Prenons un exemple très connu : l’île anglo-normande de Jersey dont la rigueur du climat est inversement proportionnelle à la douceur de son prélèvement fiscal se trouve être le premier exportateur de bananes au monde malgré le fait qu’il n’y pousse aucune banane. Mais Jersey a aussi cette particularité d’être le centre mondial du prix de transfert des vendeurs de bananes. Les bananes sont vendues par exemple par une société basée en Afrique à une société basée à Jersey. La société de Jersey va ensuite revendre ces bananes à l’une de ses filiales basée en France, mais à un prix très élevé permettant de laisser l’essentiel des bénéfices à Jersey, et de ne laisser qu’une faible marge à la société Française. Avec sa marge faible, la filiale française sera faiblement imposée. Avec sa marge forte, l’entreprise basée à Jersey le sera encore moins.
Le système des prix de transfert laisse deux possibilités de justification à ses bénéficiaires lorsque le Fisc se manifeste. Ces derniers peuvent soit démontrer que le produit vendu n’est pas exactement le même que le produit acheté, soit démontrer que la filiale a obtenu une contrepartie en échange d’un prix plus élevé (par exemple une prestation de conseil ou la promotion du produit sur le marché final). Dans tous les cas de contestation des prix de transfert, le Fisc aura beaucoup de mal à évaluer la contrepartie accordée à la filiale si tant est qu’il y ait contestation desdits prix.
Les autorités nationales en s’appuyant sur les textes indicatifs de l’OCDE peuvent y trouver une parade grâce au principe au prix dit de pleine concurrence. C’est par ce biais que la Commission va parvenir à démontrer l’existence d’un avantage et donc d’une sélectivité.
« Afin de pouvoir s’assurer que les bases d’imposition de chaque pays sont les plus justes possibles (..), les pays membres de l’OCDE ont adopté le principe du « prix de pleine concurrence » pour les opérations intragroupes.
Il signifie que le prix pratiqué entre des entreprises dépendantes doit être le même que celui qui aurait été pratiqué sur le marché entre deux entreprises indépendantes.
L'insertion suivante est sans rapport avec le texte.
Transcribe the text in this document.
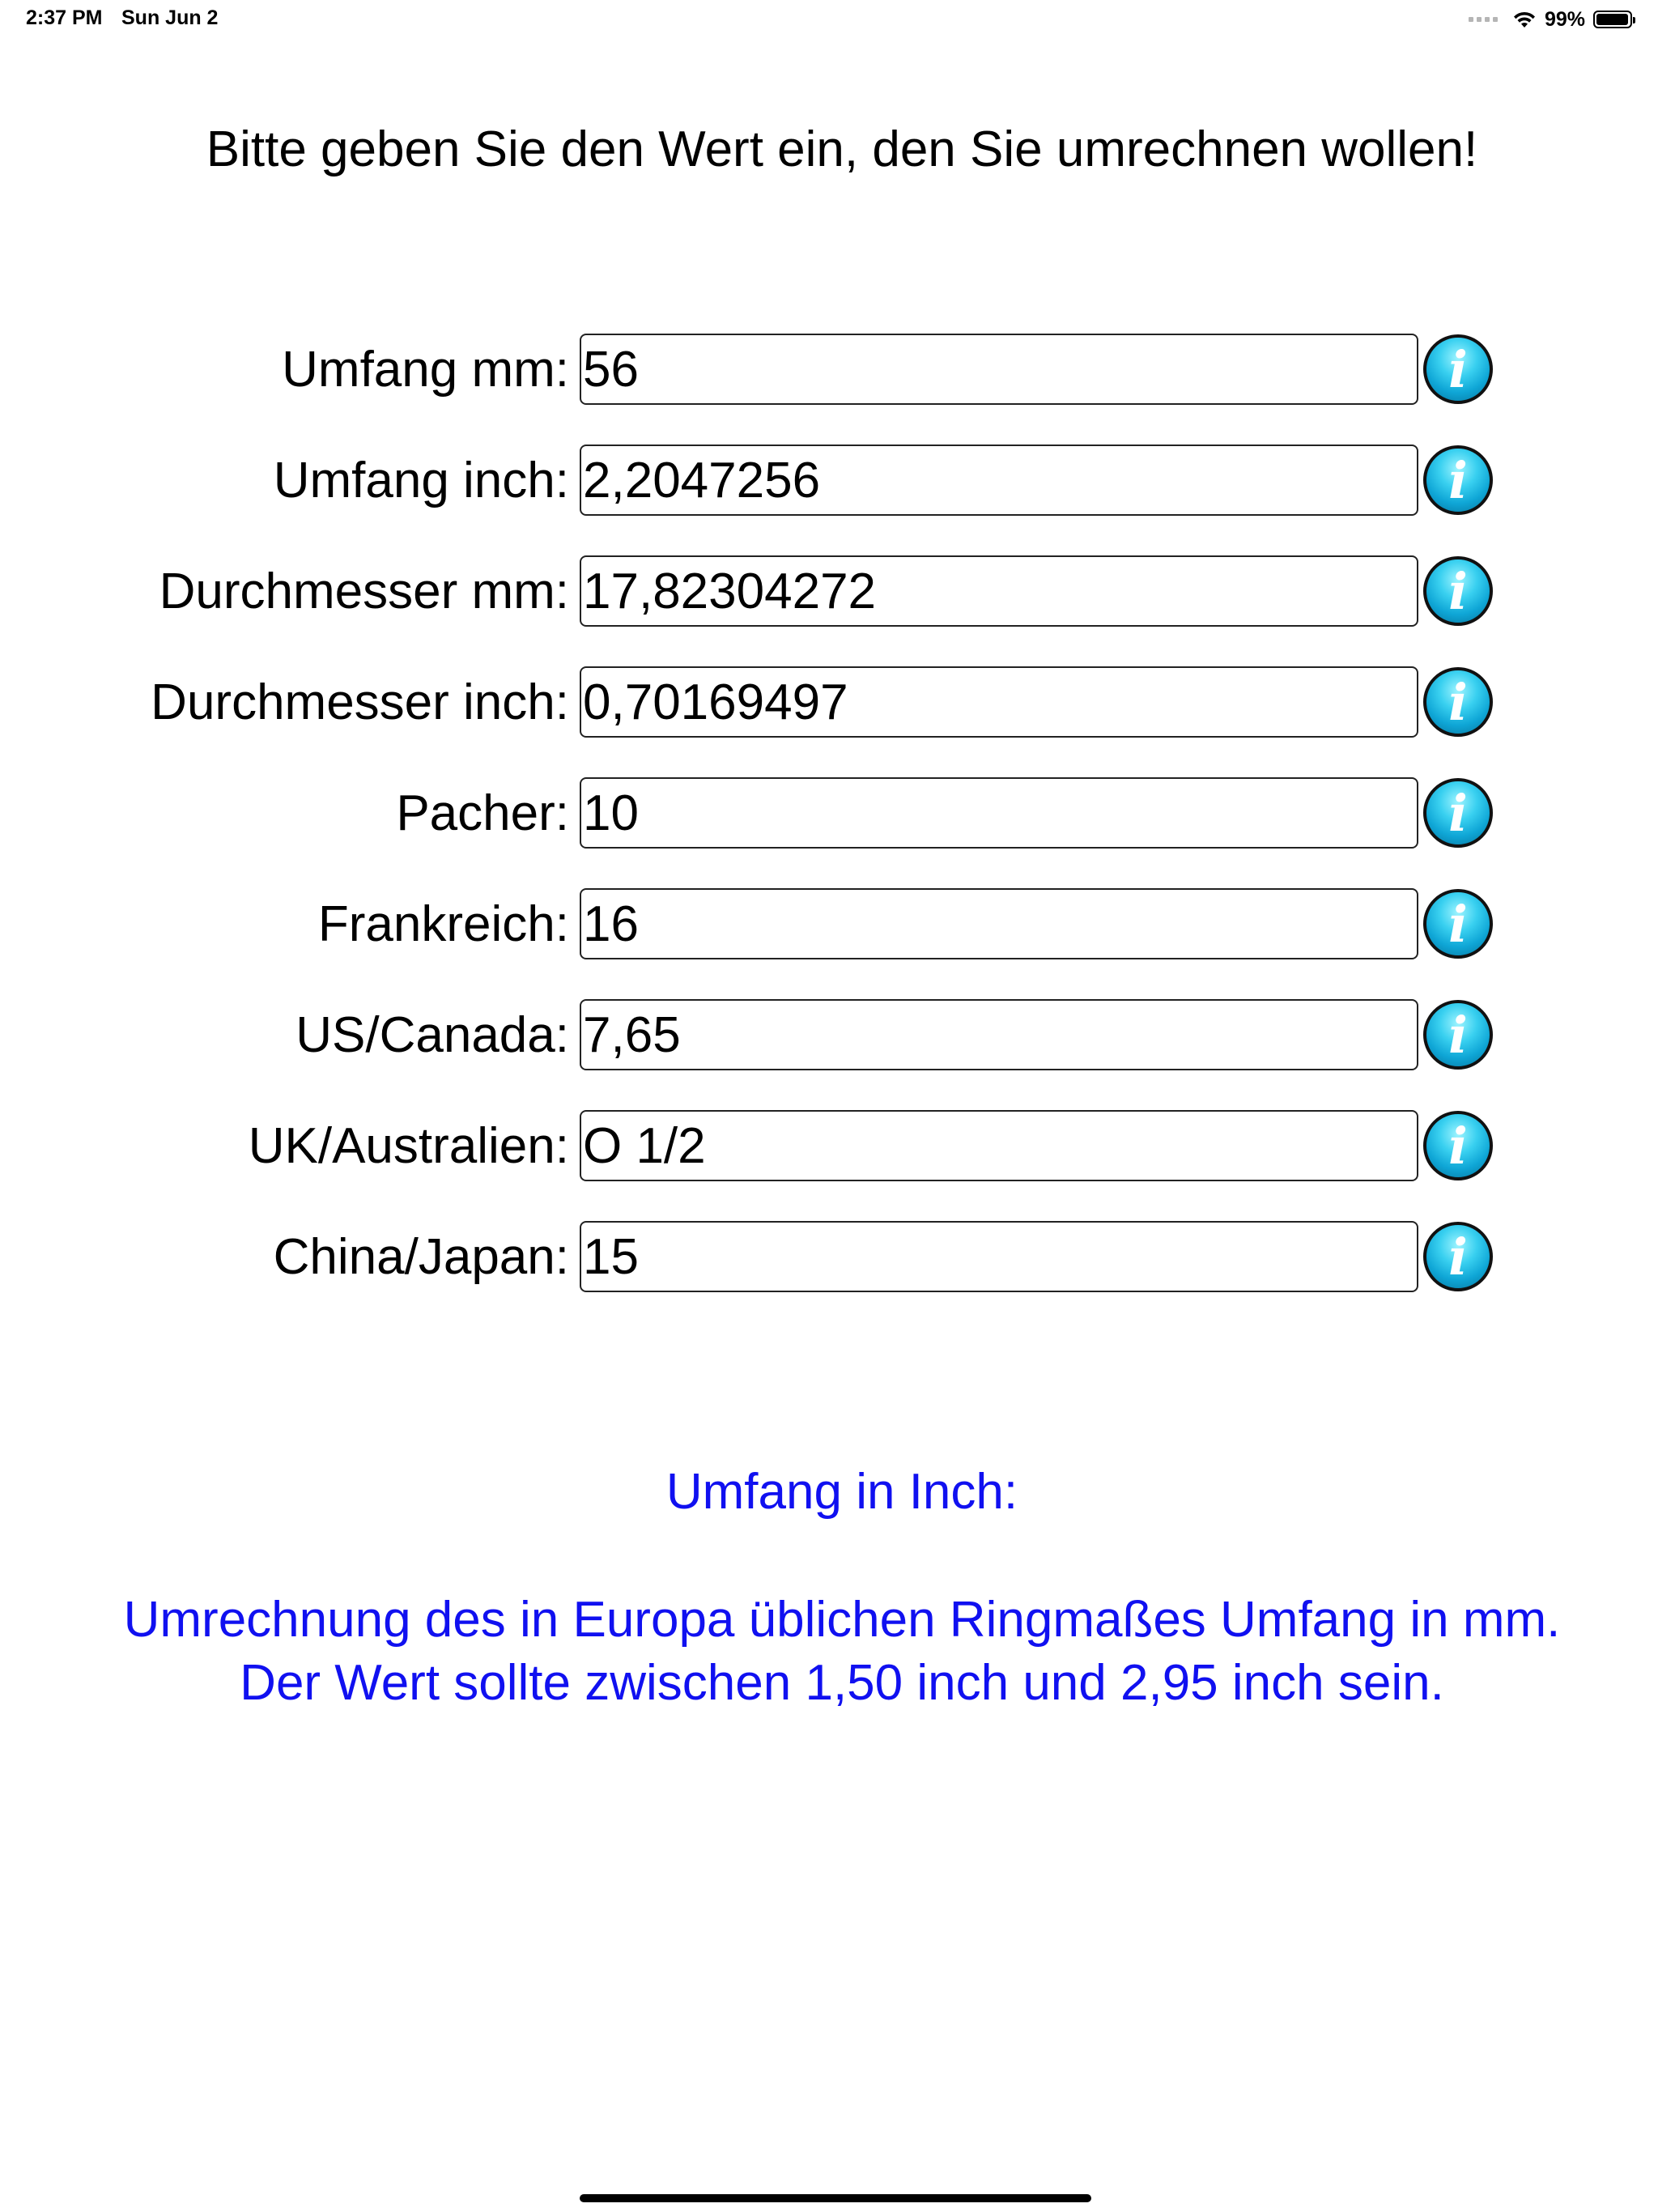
2:37 PM Sun Jun 2	99%
Bitte geben Sie den Wert ein, den Sie umrechnen wollen!
Umfang mm:
56	i
Umfang inch:
2,2047256	i
Durchmesser mm:
17,82304272	i
Durchmesser inch:
0,70169497	i
Pacher:
10	i
Frankreich:
16	i
US/Canada:
7,65	i
UK/Australien:
O 1/2	i
China/Japan:
15	i
Umfang in Inch:
Umrechnung des in Europa üblichen Ringmaßes Umfang in mm.
Der Wert sollte zwischen 1,50 inch und 2,95 inch sein.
L’article 57 du code général des impôts reprend ce même principe en exigeant que, « aux fins de l’impôt, les conditions convenues par des parties ayant un lien de dépendance dans le cadre de leurs relations financières ou commerciales soient celles auxquelles on pourrait s’attendre si les parties n’avaient aucun lien de dépendance. Dès lors, afin d’éviter tout risque fiscal, l’entreprise doit s’assurer que ses prix de transfert ne s’écartent pas de ce prix de pleine concurrence » [4].
Les prix de pleine concurrence n’interdisent pas la localisation de filiales de groupes en zones fiscales « tempérées » mais interdisent en revanche que les prix de transfert soient artificiellement manipulés et différents de ce qu’ils devraient être entre deux entreprises indépendantes. Il n’en demeure pas moins que les entreprises peuvent toujours tenter de justifier ce prix par les deux hypothèses mentionnées ci-avant et que ce prix de pleine concurrence ne peut empêcher de faire échapper une partie de la valeur ajoutée des entreprises à l’impôt. En effet, si une société de Jersey achète des bananes en Afriques et les revend à ses filiales en Europe en respectant un prix de pleine concurrence, une partie des bénéfices réalisés à Jersey lors de la revente ne sera tout de même pas taxé. L’intermédiaire Jersey détruira de toute façon une partie de la ressource publique qui aurait été beaucoup plus importante si la filiale française avait fait directement l’acquisition des bananes auprès d’un fournisseur situé en Afrique pour les revendre sur le marché français.
II Le contentieux.
A ce jour, la Commission a rendu trois décisions finales négatives. Deux décisions concernent des APP (Advice Price Agreement/ accord préalable en matière de prix) signés respectivement entre le Fisc Hollandais et luxembourgeois avec les entreprises « Starbucks » et « FIAT Finance and Trade » [5] et une concerne l’exonération des bénéfices excédentaires des multinationales en Belgique [6]. Même si les instruments diffèrent, la technique reste la même : vérifier que les prix de transfert respectent bien les prix de libre concurrence et qu’il n’y a donc pas transmission d’un avantage automatiquement sélectif.
A/ La question des APP
L’APP Hollandais comme l’APP luxembourgeois dans le cadre de l’affaire FIAT ne sont qu’un des nombreux avatars de la technique dite du ruling fiscal qui comme son nom ne l’indique pas est une pratique permettant aux entreprises de s’adresser directement à l’administration fiscale pour obtenir de cette dernière une « décision anticipée » sur l’impôt auquel elles seront soumises au cours des dix prochaines années (tax rulings).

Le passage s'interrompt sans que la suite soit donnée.